Enzymes: biological catalysts. Almost all are globular proteins (exception: ribozymes = catalytic RNA). Properties: (1) Speed up reactions without being consumed. (2) Lower activation energy. (3) Highly specific (lock-and-key or induced fit model). (4) Sensitive to temperature (optimum ~37°C for human enzymes; denatured at high T). (5) Sensitive to pH (pepsin pH 2, trypsin pH 8, salivary amylase pH 7). (6) Required in small amounts. Cofactors: metal ions (Mg²⁺, Zn²⁺, Fe²⁺) required for enzyme activity. Coenzymes: organic cofactors (NAD⁺, FAD, CoA, vitamins). Prosthetic group: tightly bound coenzyme (e.g., heme in cytochrome).
Nucleotide = nitrogenous base + pentose sugar + phosphate. Nucleoside = base + sugar (no phosphate). DNA: deoxyribose sugar + A,T,G,C + double stranded helix. RNA: ribose sugar + A,U,G,C + usually single stranded. Types of RNA: mRNA (messenger — carries genetic code to ribosomes), tRNA (transfer — anticodon, carries amino acid), rRNA (ribosomal — part of ribosome structure). ATP: adenine + ribose + 3 phosphates = energy currency. NAD⁺, FAD: coenzymes in respiration. NADP⁺: coenzyme in photosynthesis. cAMP (cyclic AMP): second messenger in cell signalling.

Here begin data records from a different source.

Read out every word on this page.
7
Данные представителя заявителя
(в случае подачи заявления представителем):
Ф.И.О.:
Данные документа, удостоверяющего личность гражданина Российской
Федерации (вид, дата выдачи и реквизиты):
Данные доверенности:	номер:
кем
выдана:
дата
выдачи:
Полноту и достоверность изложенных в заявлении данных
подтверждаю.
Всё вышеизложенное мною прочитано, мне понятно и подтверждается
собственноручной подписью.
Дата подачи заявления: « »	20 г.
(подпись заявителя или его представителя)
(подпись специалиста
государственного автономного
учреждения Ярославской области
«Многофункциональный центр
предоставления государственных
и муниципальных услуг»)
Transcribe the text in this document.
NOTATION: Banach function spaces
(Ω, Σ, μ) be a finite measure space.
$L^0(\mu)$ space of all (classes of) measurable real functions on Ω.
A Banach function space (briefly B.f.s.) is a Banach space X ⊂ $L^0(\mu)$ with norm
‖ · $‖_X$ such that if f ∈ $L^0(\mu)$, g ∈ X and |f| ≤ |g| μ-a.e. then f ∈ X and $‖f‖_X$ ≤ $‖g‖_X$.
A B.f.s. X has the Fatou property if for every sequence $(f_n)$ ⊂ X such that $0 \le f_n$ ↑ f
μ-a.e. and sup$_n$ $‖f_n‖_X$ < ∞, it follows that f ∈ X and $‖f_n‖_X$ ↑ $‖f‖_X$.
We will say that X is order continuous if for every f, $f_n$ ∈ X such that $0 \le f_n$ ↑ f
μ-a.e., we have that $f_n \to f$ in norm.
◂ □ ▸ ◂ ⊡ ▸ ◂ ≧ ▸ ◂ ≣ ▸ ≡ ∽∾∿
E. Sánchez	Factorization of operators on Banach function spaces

Thomas Cech and Sidney Altman discovered ribozymes (1980s) — Nobel Prize 1989. Examples: Self-splicing introns (Group I and II introns). RNase P: cleaves precursor tRNA — the RNA component is catalytic. Ribosomal peptidyl transferase activity: the 23S rRNA in the large ribosomal subunit catalyses peptide bond formation (the ribosome is fundamentally a ribozyme!). Significance: supports 'RNA World' hypothesis — early life used RNA as both genetic material and catalysts before DNA and proteins evolved. Ribozymes have potential therapeutic applications (targeting disease-related mRNA).
Protein/peptide hormones: insulin (51 aa), glucagon (29 aa), ADH (vasopressin, 9 aa), oxytocin (9 aa), GH (growth hormone, 191 aa), FSH, LH, TSH, ACTH, PTH. These are water-soluble → cannot cross cell membrane → act on surface receptors → second messenger cascade. Steroid hormones: from cholesterol. Examples: testosterone, estrogen, progesterone, cortisol, aldosterone. Lipid-soluble → cross cell membrane → act on intracellular/nuclear receptors → directly affect gene expression. Amine hormones: derived from amino acids. Adrenaline (epinephrine), noradrenaline (from tyrosine). Thyroxine (T₄), T₃ (from tyrosine + iodine).